南羽伸手顺着自己的小腹下方轻轻向上游走,指尖停滞在心脏的位置。他屏息以待,似乎在这里,有什么细微的东西开始成长,绽放。像是一点暖星深嵌在暗夜之中,以自己微乎其微的力量,散发着温暖安详。
但是看见她,就是美妙的事情了。
南羽紧张得满头大汗,结结巴巴道:“你,你一个人住在良作吧?”
花吟这次没有反驳,若有所思地沉默,却也察觉到了那一丝心悸的滋味。
南羽听她说起过,她从小就一个人住在良作,自高中起,就一人独居,应该是非常寂寞的吧?那段,并没有他陪伴的日子里。
“我得去买菜了。”花吟小声回答。
“那我陪你一起去。”他似乎觉得不妥当,又小声补充:“可以吗?”
“哦。”花吟虽然好奇,却也拿捏不准。如果他是坏人,又知道她独居的话,昨晚就肯定会下手了,又哪里会等打败那些收取保护费的小混混后,又不敢跟上来。
真是个奇怪的家伙,花吟心想。
南羽陪着她走近热闹非凡的菜市场,贩卖的大多数都是上了年纪的大娘大叔,听他们阵阵吆喝,却没由来的很怀念。

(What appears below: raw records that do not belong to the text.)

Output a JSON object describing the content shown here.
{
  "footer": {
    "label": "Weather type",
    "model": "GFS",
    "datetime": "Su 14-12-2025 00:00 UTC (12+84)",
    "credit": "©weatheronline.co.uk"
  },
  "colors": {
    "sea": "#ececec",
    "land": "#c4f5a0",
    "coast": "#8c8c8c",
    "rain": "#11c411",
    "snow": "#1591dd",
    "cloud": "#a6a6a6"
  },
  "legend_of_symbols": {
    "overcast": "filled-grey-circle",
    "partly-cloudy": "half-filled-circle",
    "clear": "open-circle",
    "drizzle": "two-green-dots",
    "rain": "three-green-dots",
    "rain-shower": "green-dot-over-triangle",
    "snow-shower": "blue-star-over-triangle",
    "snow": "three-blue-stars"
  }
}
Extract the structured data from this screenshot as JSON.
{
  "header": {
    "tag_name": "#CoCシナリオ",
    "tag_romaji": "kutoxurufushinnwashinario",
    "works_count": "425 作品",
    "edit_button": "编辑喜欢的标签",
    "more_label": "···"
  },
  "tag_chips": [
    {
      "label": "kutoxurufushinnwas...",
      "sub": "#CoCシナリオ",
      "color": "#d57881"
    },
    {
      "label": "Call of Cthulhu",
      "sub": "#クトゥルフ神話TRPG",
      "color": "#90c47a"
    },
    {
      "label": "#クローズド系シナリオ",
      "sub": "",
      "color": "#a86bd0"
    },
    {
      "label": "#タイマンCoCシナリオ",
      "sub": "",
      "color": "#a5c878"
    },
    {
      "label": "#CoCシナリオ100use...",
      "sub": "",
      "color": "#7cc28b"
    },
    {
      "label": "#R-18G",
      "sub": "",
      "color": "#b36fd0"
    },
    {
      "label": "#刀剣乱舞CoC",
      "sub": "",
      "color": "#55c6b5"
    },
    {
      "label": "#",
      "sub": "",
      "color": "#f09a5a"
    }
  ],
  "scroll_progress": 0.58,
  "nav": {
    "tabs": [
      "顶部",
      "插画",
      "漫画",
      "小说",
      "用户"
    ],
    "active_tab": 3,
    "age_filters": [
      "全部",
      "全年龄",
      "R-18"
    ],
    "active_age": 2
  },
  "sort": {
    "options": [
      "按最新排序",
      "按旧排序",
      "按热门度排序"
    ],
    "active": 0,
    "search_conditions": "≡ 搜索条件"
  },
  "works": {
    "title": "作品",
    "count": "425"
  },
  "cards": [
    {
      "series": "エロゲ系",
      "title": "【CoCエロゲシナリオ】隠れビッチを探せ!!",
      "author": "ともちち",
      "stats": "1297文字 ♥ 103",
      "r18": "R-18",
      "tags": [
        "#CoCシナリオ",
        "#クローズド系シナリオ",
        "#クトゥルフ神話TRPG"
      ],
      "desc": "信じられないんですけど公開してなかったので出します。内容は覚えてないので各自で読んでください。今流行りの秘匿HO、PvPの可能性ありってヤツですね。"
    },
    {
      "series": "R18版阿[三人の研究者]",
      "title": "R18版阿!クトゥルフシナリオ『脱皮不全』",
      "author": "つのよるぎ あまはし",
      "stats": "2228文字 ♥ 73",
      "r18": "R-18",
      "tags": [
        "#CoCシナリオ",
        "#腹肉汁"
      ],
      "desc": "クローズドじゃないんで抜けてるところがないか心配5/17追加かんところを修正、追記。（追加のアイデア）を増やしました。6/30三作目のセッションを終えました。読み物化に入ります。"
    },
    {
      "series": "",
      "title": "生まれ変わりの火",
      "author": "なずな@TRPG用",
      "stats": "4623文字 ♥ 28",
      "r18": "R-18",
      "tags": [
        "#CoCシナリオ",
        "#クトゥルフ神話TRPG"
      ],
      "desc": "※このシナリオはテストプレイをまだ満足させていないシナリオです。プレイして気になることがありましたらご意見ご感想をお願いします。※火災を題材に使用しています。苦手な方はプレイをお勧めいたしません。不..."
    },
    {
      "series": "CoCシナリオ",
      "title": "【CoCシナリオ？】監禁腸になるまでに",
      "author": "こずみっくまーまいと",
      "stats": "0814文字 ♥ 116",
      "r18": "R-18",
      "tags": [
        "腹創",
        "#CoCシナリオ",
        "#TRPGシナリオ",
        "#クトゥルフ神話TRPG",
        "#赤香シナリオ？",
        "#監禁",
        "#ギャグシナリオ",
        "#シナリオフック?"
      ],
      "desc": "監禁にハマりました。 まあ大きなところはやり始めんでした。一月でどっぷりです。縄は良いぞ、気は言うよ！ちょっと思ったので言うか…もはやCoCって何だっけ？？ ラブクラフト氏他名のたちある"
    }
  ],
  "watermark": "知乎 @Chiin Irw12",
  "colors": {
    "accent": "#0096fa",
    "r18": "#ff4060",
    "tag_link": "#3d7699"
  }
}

脚下的青石台阶坑坑洼洼,积累了前几天的雨水,显得潮湿泥泞,两侧的木栅门都像是浸满了水泽,透着一股腐烂的刺鼻气息。
南羽注意着她的一举一动,生怕自己照顾不了对方。
随后他道:“这十天内,请让我来照顾你吧?”
“就十天吗?”花吟没由来接过话,却又马上闭嘴辩解:“啊,阿咧,我不是这个意思,那,那个,你没有必要照顾我的,我会自己照顾好自己的!”

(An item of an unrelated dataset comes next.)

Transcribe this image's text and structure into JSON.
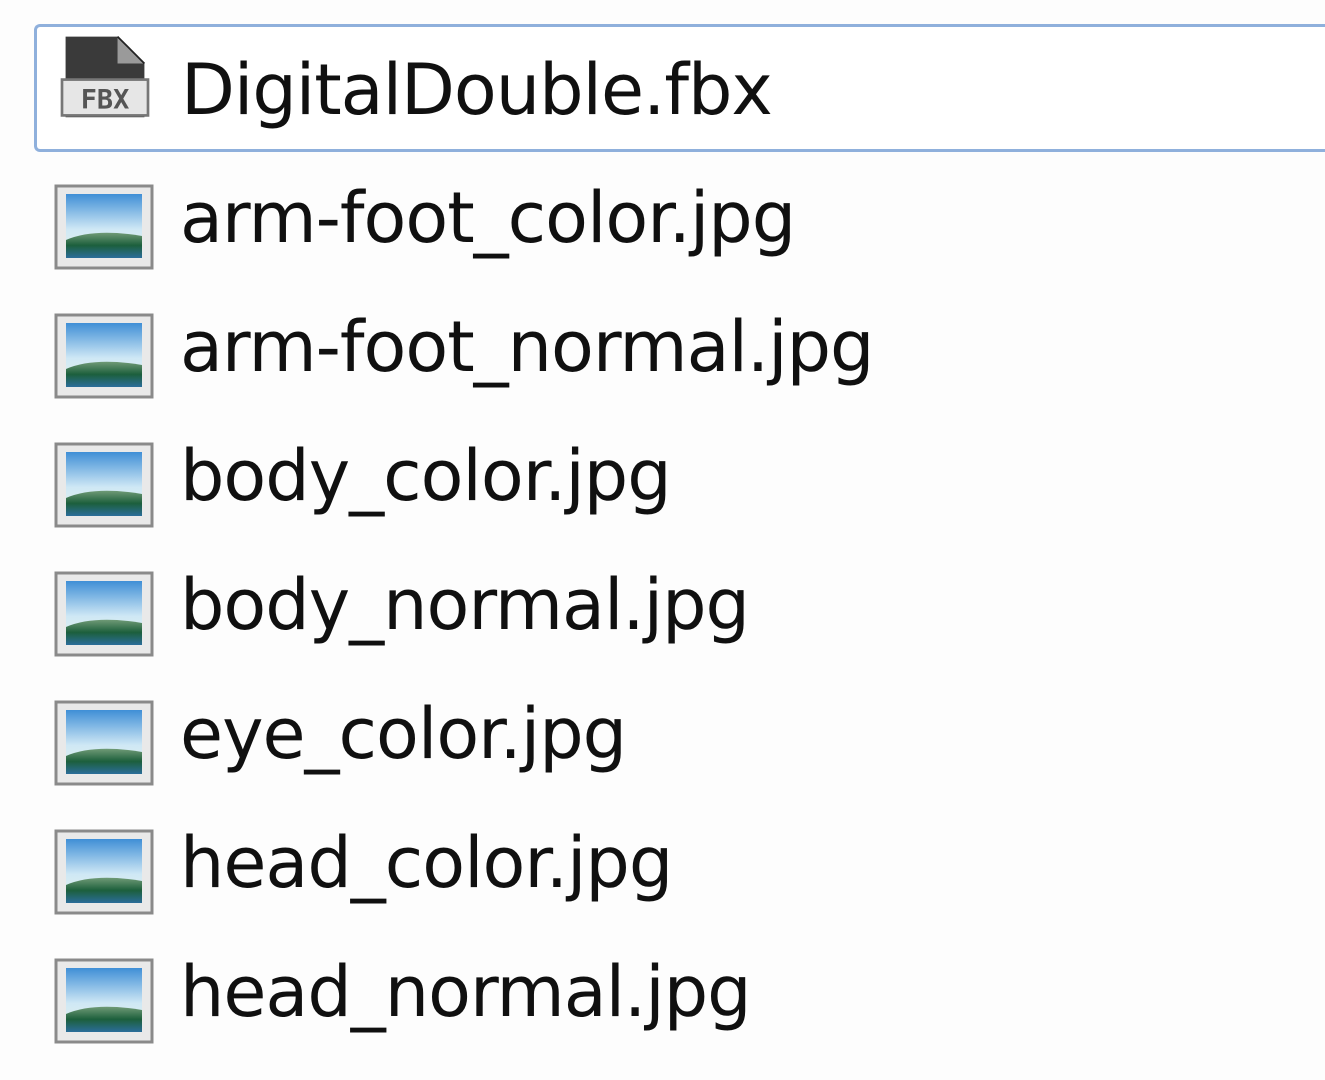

女孩羞得双颊绯红,南羽哈哈大笑起来:“明明连炸肉饼都做不好的家伙,还说能照顾好自己?”
花吟忿忿:他怎么知道?
“呐,那我考考你,做肉饼,牛肉和猪肉的比例是几比几?”南羽狡猾道。
花吟不想让对方小看,急得抓耳挠腮:“是,是四比六?”
“明明是,七比三啦!”南羽继续道:“那油温呢?”
“八十度?”花吟心里没底,试探性回答。
“错了哦!”
她狗急跳墙:“啊啊,我又不喜欢吃炸肉饼,我怎么知道嘛!”
“明明是最喜欢吃了。”南羽对她简直了如指掌。
花吟撅嘴,大步往前走去,心里却是想:他,他怎么又知道了?
话分两头,我们且看看那位老者又是如何了:
留宿的女人身上会带着一股特有的花香,忽明忽暗,像是深渊里诱导渔船的星火一般,捕捉不到,却能用五感察觉之。

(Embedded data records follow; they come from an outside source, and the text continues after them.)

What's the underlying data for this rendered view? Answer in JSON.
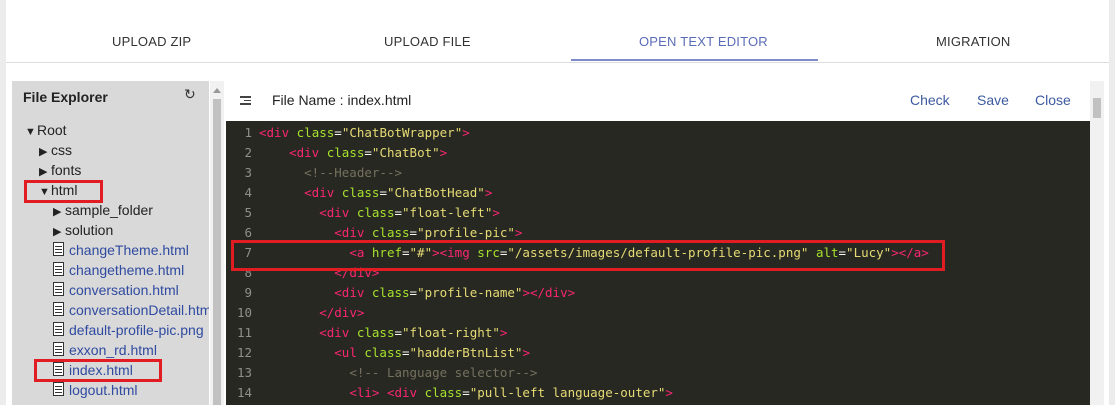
{
  "tabs": [
    {
      "label": "UPLOAD ZIP"
    },
    {
      "label": "UPLOAD FILE"
    },
    {
      "label": "OPEN TEXT EDITOR",
      "active": true
    },
    {
      "label": "MIGRATION"
    }
  ],
  "explorer": {
    "title": "File Explorer",
    "refresh_icon": "refresh-icon",
    "tree": [
      {
        "label": "Root",
        "type": "folder",
        "expanded": true
      },
      {
        "label": "css",
        "type": "folder"
      },
      {
        "label": "fonts",
        "type": "folder"
      },
      {
        "label": "html",
        "type": "folder",
        "expanded": true,
        "highlighted": true
      },
      {
        "label": "sample_folder",
        "type": "folder"
      },
      {
        "label": "solution",
        "type": "folder"
      },
      {
        "label": "changeTheme.html",
        "type": "file"
      },
      {
        "label": "changetheme.html",
        "type": "file"
      },
      {
        "label": "conversation.html",
        "type": "file"
      },
      {
        "label": "conversationDetail.htm",
        "type": "file"
      },
      {
        "label": "default-profile-pic.png",
        "type": "file"
      },
      {
        "label": "exxon_rd.html",
        "type": "file"
      },
      {
        "label": "index.html",
        "type": "file",
        "highlighted": true
      },
      {
        "label": "logout.html",
        "type": "file"
      }
    ]
  },
  "editor": {
    "file_label": "File Name :  index.html",
    "check": "Check",
    "save": "Save",
    "close": "Close",
    "lines": [
      {
        "n": "1",
        "ind": "",
        "parts": [
          [
            "tg",
            "<div "
          ],
          [
            "at",
            "class"
          ],
          [
            "pu",
            "="
          ],
          [
            "st",
            "\"ChatBotWrapper\""
          ],
          [
            "tg",
            ">"
          ]
        ]
      },
      {
        "n": "2",
        "ind": "    ",
        "parts": [
          [
            "tg",
            "<div "
          ],
          [
            "at",
            "class"
          ],
          [
            "pu",
            "="
          ],
          [
            "st",
            "\"ChatBot\""
          ],
          [
            "tg",
            ">"
          ]
        ]
      },
      {
        "n": "3",
        "ind": "      ",
        "parts": [
          [
            "cm",
            "<!--Header-->"
          ]
        ]
      },
      {
        "n": "4",
        "ind": "      ",
        "parts": [
          [
            "tg",
            "<div "
          ],
          [
            "at",
            "class"
          ],
          [
            "pu",
            "="
          ],
          [
            "st",
            "\"ChatBotHead\""
          ],
          [
            "tg",
            ">"
          ]
        ]
      },
      {
        "n": "5",
        "ind": "        ",
        "parts": [
          [
            "tg",
            "<div "
          ],
          [
            "at",
            "class"
          ],
          [
            "pu",
            "="
          ],
          [
            "st",
            "\"float-left\""
          ],
          [
            "tg",
            ">"
          ]
        ]
      },
      {
        "n": "6",
        "ind": "          ",
        "parts": [
          [
            "tg",
            "<div "
          ],
          [
            "at",
            "class"
          ],
          [
            "pu",
            "="
          ],
          [
            "st",
            "\"profile-pic\""
          ],
          [
            "tg",
            ">"
          ]
        ]
      },
      {
        "n": "7",
        "ind": "            ",
        "parts": [
          [
            "tg",
            "<a "
          ],
          [
            "at",
            "href"
          ],
          [
            "pu",
            "="
          ],
          [
            "st",
            "\"#\""
          ],
          [
            "tg",
            "><img "
          ],
          [
            "at",
            "src"
          ],
          [
            "pu",
            "="
          ],
          [
            "st",
            "\"/assets/images/default-profile-pic.png\""
          ],
          [
            "pu",
            " "
          ],
          [
            "at",
            "alt"
          ],
          [
            "pu",
            "="
          ],
          [
            "st",
            "\"Lucy\""
          ],
          [
            "tg",
            "></a>"
          ]
        ]
      },
      {
        "n": "8",
        "ind": "          ",
        "parts": [
          [
            "tg",
            "</div>"
          ]
        ]
      },
      {
        "n": "9",
        "ind": "          ",
        "parts": [
          [
            "tg",
            "<div "
          ],
          [
            "at",
            "class"
          ],
          [
            "pu",
            "="
          ],
          [
            "st",
            "\"profile-name\""
          ],
          [
            "tg",
            "></div>"
          ]
        ]
      },
      {
        "n": "10",
        "ind": "        ",
        "parts": [
          [
            "tg",
            "</div>"
          ]
        ]
      },
      {
        "n": "11",
        "ind": "        ",
        "parts": [
          [
            "tg",
            "<div "
          ],
          [
            "at",
            "class"
          ],
          [
            "pu",
            "="
          ],
          [
            "st",
            "\"float-right\""
          ],
          [
            "tg",
            ">"
          ]
        ]
      },
      {
        "n": "12",
        "ind": "          ",
        "parts": [
          [
            "tg",
            "<ul "
          ],
          [
            "at",
            "class"
          ],
          [
            "pu",
            "="
          ],
          [
            "st",
            "\"hadderBtnList\""
          ],
          [
            "tg",
            ">"
          ]
        ]
      },
      {
        "n": "13",
        "ind": "            ",
        "parts": [
          [
            "cm",
            "<!-- Language selector-->"
          ]
        ]
      },
      {
        "n": "14",
        "ind": "            ",
        "parts": [
          [
            "tg",
            "<li> <div "
          ],
          [
            "at",
            "class"
          ],
          [
            "pu",
            "="
          ],
          [
            "st",
            "\"pull-left language-outer\""
          ],
          [
            "tg",
            ">"
          ]
        ]
      }
    ]
  },
  "colors": {
    "accent": "#5b6cb8",
    "highlight_box": "#e11d23",
    "editor_bg": "#272822"
  }
}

老人小心翼翼把这方遗照捧入祭台里,燃上一炷香,又斟了一杯香气四溢的桂花酒,这才退出屋内,来到庭院外。
那个女子坐在阴暗潮湿的木栏杆上,像是一点都不怕滂沱大雨。
明明寻求避雨,却一点也不害怕雨水,真是一个矛盾的,有趣的事情。
老人微微一笑,对她道:“喝得惯桂花酒吗?”
女人扭头,依稀能看见她平静无波的深黑瞳孔,像是一滩死水一般,毫无生气。
再怎么漂亮,也不是活泼明亮的样子了。老人想起了遗相里,笑容烂漫的老奶奶,他又微微一笑。
“可以尝试。”女子从木栏杆上下来,拖着湿答答的长袍,缓缓至近。
“我叫伞女。”
“叮——”没等老人家回味过来,就响起了那声清脆之声,像是从云端飘忽而来,轻灵的骚动,即使再大的雨声都藏匿不住它的踪迹。
是伴随着伞女的神秘事件吧?有趣至极。
木叶翻开新的卷轴,继续讲述故事:
南羽一直跟随她回到了那栋公寓楼下,却犹豫着不敢上去。
花吟缓慢往台阶上踏了两步,背对着他停顿了下来,迟迟不敢转过身看他的眼睛,好像一不留神,就会沦陷进去一样。那种从未来穿越过来的情节,怎么看怎么像是小说故事!但,却会激起每个少女的幻想,特别是她这种还没有谈过恋爱的纯良高中生了!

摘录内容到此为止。